Wednesday, March 16, 2011

Henny Youngman

At a time when the news consists of nothing but war, disaster, religious intolerance, and government incompetence, it's always good to have something other than dumbass Tea Party wingnuts to laugh at. Happily, today provides us an opportunity to do just that: it's the birthday of Henny Youngman.

Henny Youngman was the comedian known as "The King of the One-Liners," the master of the rapid-fire assault on your funny bone with fusillades of one-line zingers. He often said that if you had to think too hard about a joke, it lost its effect ... and so over the years of his career he cranked out tens of thousands of wonderful short jokes, inspiring dozens of other stand-up comedians from Don Rickles to my personal favorite, Steven Wright. Many of his jokes were recycled by (and are frequently misattributed to) another great comedian, Rodney Dangerfield.

In the interest of helping you cope with the endless bad news pouring out of your radio, TV, newspaper, and computer, here is a sampling of classic Henny Youngman one-liners, as funny (or groanable) now as they were when he told them the first time ... or the second, third, or hundredth:

"When I read about the evils of drinking, I gave up reading."

"A man says to another man, 'Can you tell me how to get to Central Park?' The guy says no. 'All right,' says the first, 'I'll mug you here.'"

"The secret of a happy marriage remains a secret."

"Do you know what it means to come home at night to a woman who'll give you a little love, a little affection, a little tenderness? It means you're in the wrong house, that's what it means."

"My grandmother is over 80 and still doesn't need glasses. Drinks right out of the bottle."

"A Jewish woman had two chickens. One got sick, so the woman made chicken soup out of the other one to help the sick one get well."

"I once wanted to become an atheist, but I gave up — they have no holidays."

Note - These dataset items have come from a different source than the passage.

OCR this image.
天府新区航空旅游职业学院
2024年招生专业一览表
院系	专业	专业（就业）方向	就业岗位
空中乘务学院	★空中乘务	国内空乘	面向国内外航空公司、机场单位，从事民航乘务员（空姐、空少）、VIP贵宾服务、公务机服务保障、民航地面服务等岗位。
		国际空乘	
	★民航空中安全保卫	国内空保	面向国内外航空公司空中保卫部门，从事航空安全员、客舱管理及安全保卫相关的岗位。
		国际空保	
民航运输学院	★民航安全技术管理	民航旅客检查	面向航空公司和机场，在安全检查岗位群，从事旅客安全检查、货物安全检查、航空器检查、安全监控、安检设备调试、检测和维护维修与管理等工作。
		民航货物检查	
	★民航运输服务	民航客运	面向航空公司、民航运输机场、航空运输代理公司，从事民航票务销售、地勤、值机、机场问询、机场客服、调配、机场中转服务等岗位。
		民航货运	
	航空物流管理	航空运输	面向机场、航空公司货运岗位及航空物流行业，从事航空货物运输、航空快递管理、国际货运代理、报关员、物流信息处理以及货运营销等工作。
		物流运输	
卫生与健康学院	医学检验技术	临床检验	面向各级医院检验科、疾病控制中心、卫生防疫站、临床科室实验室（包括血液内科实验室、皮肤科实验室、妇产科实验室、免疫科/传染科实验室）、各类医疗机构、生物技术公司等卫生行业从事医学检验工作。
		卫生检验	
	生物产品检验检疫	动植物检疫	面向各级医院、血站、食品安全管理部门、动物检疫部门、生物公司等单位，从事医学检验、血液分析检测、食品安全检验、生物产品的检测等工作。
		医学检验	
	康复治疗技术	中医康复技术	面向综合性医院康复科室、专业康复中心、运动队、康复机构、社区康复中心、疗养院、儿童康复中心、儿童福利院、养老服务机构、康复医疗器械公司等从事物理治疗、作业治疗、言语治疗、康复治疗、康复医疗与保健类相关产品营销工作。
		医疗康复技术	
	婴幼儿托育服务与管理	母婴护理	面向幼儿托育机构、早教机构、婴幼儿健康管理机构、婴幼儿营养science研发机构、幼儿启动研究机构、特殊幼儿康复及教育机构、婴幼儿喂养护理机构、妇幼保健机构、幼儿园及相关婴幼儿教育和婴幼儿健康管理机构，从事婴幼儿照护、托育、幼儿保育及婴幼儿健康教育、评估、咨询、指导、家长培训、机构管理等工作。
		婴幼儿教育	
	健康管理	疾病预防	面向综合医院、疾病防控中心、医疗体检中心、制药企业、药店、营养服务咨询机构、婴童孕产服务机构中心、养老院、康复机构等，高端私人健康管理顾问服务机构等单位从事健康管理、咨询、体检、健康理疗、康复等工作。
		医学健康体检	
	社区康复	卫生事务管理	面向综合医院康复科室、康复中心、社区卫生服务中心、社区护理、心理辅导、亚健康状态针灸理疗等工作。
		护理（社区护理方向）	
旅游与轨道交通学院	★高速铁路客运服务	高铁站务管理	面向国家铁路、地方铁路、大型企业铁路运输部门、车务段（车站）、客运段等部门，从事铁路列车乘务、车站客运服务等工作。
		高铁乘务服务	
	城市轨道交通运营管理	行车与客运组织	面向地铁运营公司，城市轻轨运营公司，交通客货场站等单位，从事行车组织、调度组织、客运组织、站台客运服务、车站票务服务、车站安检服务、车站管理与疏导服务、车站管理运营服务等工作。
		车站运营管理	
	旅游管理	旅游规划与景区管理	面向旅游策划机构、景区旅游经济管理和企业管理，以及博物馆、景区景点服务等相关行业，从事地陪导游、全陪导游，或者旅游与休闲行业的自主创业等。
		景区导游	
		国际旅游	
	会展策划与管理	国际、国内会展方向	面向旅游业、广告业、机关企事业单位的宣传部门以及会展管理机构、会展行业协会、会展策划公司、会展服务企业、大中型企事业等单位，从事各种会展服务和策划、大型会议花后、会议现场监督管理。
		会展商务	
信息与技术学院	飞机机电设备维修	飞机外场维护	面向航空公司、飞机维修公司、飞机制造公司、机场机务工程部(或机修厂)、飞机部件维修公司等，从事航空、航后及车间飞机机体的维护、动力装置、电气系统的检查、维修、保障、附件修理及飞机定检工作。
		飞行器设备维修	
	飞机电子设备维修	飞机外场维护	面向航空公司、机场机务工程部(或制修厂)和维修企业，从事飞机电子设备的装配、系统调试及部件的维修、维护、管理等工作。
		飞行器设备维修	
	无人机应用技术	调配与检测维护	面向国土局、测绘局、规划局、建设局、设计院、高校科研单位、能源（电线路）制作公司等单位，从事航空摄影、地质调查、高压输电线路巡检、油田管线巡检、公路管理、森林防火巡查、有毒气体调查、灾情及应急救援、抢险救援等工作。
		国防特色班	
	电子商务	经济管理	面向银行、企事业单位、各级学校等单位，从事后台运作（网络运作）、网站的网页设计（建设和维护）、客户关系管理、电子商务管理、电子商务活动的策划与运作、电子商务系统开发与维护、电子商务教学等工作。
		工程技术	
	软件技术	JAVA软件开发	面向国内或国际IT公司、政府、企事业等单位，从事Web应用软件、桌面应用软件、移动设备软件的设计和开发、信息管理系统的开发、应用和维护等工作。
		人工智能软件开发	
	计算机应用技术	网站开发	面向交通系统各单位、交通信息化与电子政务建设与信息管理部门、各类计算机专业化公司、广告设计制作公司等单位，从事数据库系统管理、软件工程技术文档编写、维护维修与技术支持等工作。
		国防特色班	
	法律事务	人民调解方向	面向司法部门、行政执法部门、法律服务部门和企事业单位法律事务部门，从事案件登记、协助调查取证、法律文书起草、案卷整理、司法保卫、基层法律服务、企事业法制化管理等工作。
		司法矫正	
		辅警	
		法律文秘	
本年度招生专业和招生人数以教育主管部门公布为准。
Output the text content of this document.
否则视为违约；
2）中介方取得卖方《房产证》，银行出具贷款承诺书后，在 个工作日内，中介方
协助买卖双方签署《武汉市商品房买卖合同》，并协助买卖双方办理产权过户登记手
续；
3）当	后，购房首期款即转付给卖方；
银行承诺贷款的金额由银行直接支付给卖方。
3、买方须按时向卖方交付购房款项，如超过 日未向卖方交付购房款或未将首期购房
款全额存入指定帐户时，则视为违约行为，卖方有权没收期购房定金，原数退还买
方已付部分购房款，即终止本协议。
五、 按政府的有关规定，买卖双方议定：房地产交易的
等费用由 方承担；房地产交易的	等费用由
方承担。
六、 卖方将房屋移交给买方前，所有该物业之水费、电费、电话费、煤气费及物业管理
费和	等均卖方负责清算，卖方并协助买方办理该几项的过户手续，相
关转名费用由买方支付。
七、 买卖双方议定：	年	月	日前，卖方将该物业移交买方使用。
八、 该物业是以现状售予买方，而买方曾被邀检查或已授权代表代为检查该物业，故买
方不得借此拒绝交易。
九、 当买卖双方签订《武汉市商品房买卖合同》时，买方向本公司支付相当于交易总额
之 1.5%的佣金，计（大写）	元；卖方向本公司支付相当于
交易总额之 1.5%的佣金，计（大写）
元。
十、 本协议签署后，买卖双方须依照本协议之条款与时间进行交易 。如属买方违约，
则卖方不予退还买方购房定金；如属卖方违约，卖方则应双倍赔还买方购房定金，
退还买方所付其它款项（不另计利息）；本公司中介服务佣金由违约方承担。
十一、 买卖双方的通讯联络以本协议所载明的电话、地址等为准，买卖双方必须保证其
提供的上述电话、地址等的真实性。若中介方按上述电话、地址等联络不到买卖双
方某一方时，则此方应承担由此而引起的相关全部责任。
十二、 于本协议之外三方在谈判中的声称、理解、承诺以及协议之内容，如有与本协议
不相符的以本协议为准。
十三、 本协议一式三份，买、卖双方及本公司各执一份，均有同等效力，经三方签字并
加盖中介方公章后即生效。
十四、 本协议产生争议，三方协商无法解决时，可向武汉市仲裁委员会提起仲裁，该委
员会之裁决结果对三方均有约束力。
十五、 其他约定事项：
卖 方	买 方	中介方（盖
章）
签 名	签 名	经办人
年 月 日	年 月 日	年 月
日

"I've got all the money I'll ever need, as long as I die by four o'clock."

"I told the doctor I broke my leg in two places. He told me to quit going to those places."

"Why do Jewish divorces cost so much? They're worth it."

"You have a ready wit. Tell me when it's ready."

"My dad was the town drunk. Most of the time that's not so bad; but New York City?"

"I've been in love with the same woman for forty-one years. If my wife finds out, she'll kill me."

And finally,

"If at first you don't succeed ... so much for skydiving."

Henny Youngman died in 1998. The loss is ours, but in heaven, they're laughing their fannies off.

Have a good day. More thoughts tomorrow.


P.S. - Just a heads-up for you so you don't get confused: because Agnes and I will be travelling to Richmond this weekend to cheer for our friends who are participating in the River City Ballroom Dance Competition, Cartoon Saturday will appear on Friday this week. I thought you'd want to know.



Bandit said...

He was one funny guy.

I agree about Stephen Wright.

Mike said...

He was one funny guy.

I agree about Stephen Wright.

Bilbo said...

Okay, so is there an echo here, or are Mike and Bandit twins separated at birth?

Bandit said...

I think Mike is practicing things he learned at the Henny Youngman school of comedy. He flunked out, you know.

Jean-Luc Picard said...

Greast one-liners!

Mike said...

I was practicing cut and paste for ..... my new job! Yeah that's it. I've got a new job.

KathyA said...

Don't know about everyone else, but I'm sitting here laughing my fanny off!! Laughter helps with jet lag... :)

Anonymous said...

He is a funny one!

I cant still laughing at the first quote of his I came across.